Lalu jika datang tanggal 20 Ramadahan, orang-orang tua membuat menu kue ketimus atau clorot (jawa) dalam bentuk seperti ekor cecak tetapi ukurannya sebesar pisang,  atau dalam bentuk kerucut. Kemudian saat kita akan memakannya, lagi-lagi orang tua kita melarang apabil cara makannya dimulai dari bagian besarnya, harusnya memakannya dari ujung terkecilnya dahulu. Sekali lagi, jika ditanya kenapa? Jawabannya sama, “gak boleh, pamali !.”

Setelah dewasa, saya baru mengerti, bahwa larangan di atas memberi pesan yang sangat dalam. Para Wali Songo memberi pesan dalam simbol menu makanan yang dibuat. Larangan membuka ketupat dengan cara dipereteli anyaman daunnya, dan hanya boleh dengan cara dibelah dengan pisau mengisyaratkan pesan kepada kita, bahwa Ramadhan sudah di pertengahan. Artinya, separuh Ramadhan sudah berakhir, dan yang tersisa separuhnya lagi. Ini memberi pesan kepada kita, agar jangan sia-sia kan separuh Ramadahan yang masih ada. Amalan harus ditingkatkan, target-target tilawah serta amalan baik lainnya harus tercapai.

Kemudian, larangan memakan kue ketimus berbentuk kerucut dimulai dari yang besarnya dan berakhir dengan yang kecilnya, dan hanya diperbolehkan memakan dari yang kecil dan berakhir di bagian yang paling besar, ialah berisi pesan juga bahwa puncak keutamaan ibadah di Ramadhan ada di 10 terakhir Ramadahan. Maka ibadah di hari-hari terakhir ini harus ditingkatkan dan dibesarkan porsinya. Karena di dalamnya terdapat satu malam yang mulia. Yaitu lailatul qodar.

Rasulullah saw sendiri telah mencontohkan, selama 10 tahun hidup di Madinah sejak hijrahnya hingga wafatnya tidak meninggalkan kebiasaan (sunah) I’tikaf (berdiam) di dalam masjid di sepuluh hari terakhir bulan Ramadahan. Bahkan di tahun beliau meninggal dunia, beliau beri’tikaf di masjid selama 20 hari.  Rasulullah saw juga bahkan pernah mengqadha i’tikaf 10 harinya, jika tidak sempat i’tikaf saat terjadi peperangan di bulan Ramadhan.
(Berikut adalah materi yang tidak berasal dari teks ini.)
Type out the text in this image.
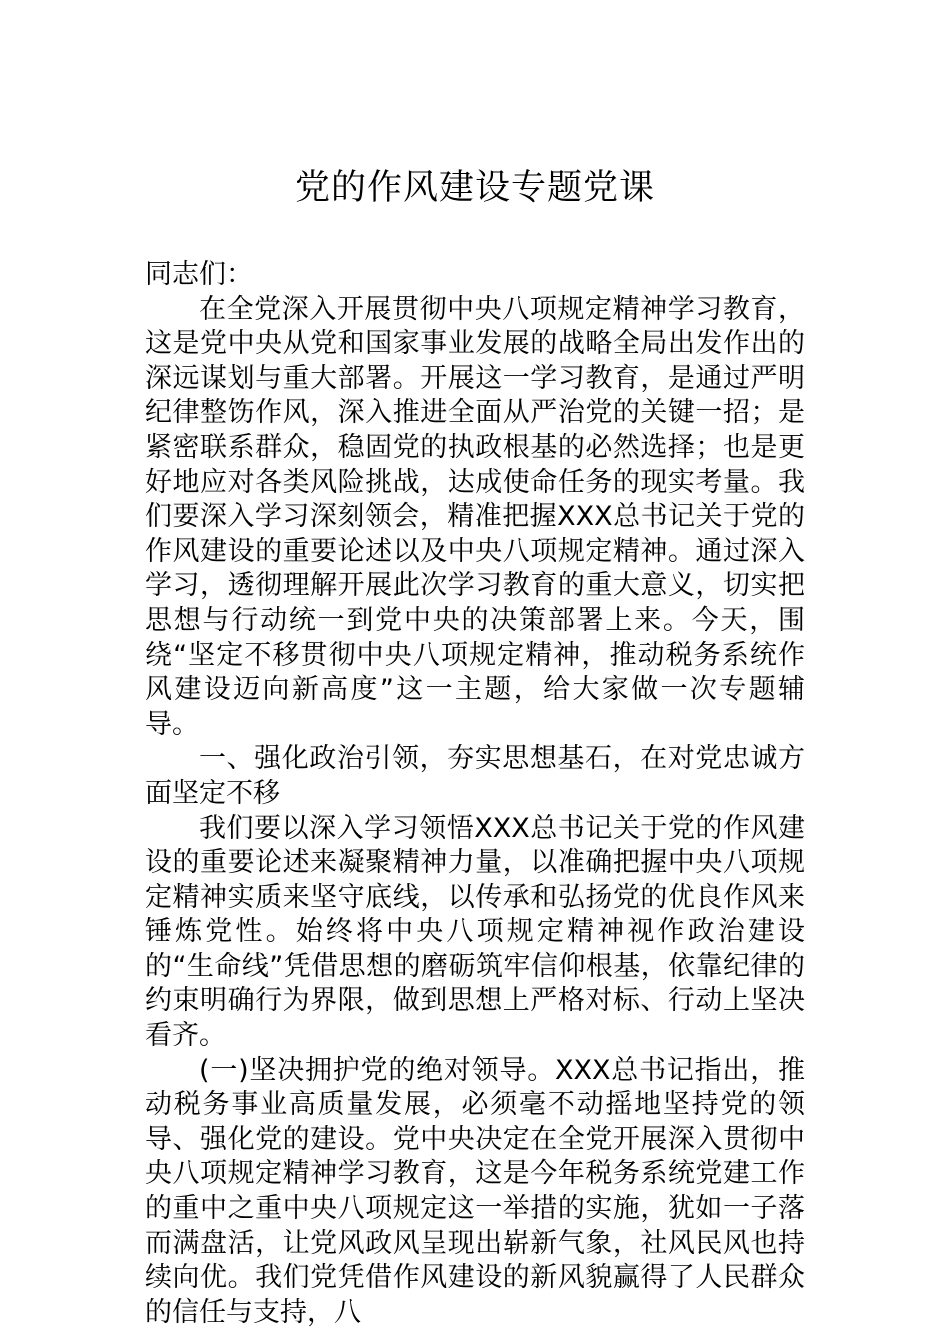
党的作风建设专题党课

同志们：

在全党深入开展贯彻中央八项规定精神学习教育，这是党中央从党和国家事业发展的战略全局出发作出的深远谋划与重大部署。开展这一学习教育，是通过严明纪律整饬作风，深入推进全面从严治党的关键一招；是紧密联系群众，稳固党的执政根基的必然选择；也是更好地应对各类风险挑战，达成使命任务的现实考量。我们要深入学习深刻领会，精准把握XXX总书记关于党的作风建设的重要论述以及中央八项规定精神。通过深入学习，透彻理解开展此次学习教育的重大意义，切实把思想与行动统一到党中央的决策部署上来。今天，围绕“坚定不移贯彻中央八项规定精神，推动税务系统作风建设迈向新高度”这一主题，给大家做一次专题辅导。

一、强化政治引领，夯实思想基石，在对党忠诚方面坚定不移

我们要以深入学习领悟XXX总书记关于党的作风建设的重要论述来凝聚精神力量，以准确把握中央八项规定精神实质来坚守底线，以传承和弘扬党的优良作风来锤炼党性。始终将中央八项规定精神视作政治建设的“生命线”凭借思想的磨砺筑牢信仰根基，依靠纪律的约束明确行为界限，做到思想上严格对标、行动上坚决看齐。

(一)坚决拥护党的绝对领导。XXX总书记指出，推动税务事业高质量发展，必须毫不动摇地坚持党的领导、强化党的建设。党中央决定在全党开展深入贯彻中央八项规定精神学习教育，这是今年税务系统党建工作的重中之重中央八项规定这一举措的实施，犹如一子落而满盘活，让党风政风呈现出崭新气象，社风民风也持续向优。我们党凭借作风建设的新风貌赢得了人民群众的信任与支持，八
Ini menunjukkan pentingnya taharri (berjaga-jaga) di sepuluh terakhir bulan Ramadhan.

Saudaraku, Ramadhan segera akan meninggalkan kita. Ia akan berakhir beberapa hari lagi ke depan. Maka di sisa hari yang ada, hendaknya kita meningkatkan amaliyah Ramadhan. Salah satunya dengan beri’tikaf di masjid. Mengapa di masjid? Karena agar ibadah yang kita laksanakan lebih kosnsentrasi dan tidak disibukkan dengan aktifitas keduniaan. Selain itu, Rasulullah saw bersabda yang arinya, “Sebaik-baik dataran bumi adalah masjid, dan seburuk-buruknya adalah pasar/mall.”

Akan tetapi fenomena yang nampak adalah, setiap mmenjelang akhir Ramadahan umat lebih memilih berbondong-bondong ramai mendatangi pasar/mall dan dari pada meramaikan masjid... . Yuk kita ubah balik, dengan 3 M; Mulai dari kita, Mulai dari sekarang, dan Mulai dari yang kita bisa.

Muhammad Jamhuri, 19 Ramadhan 1442 H.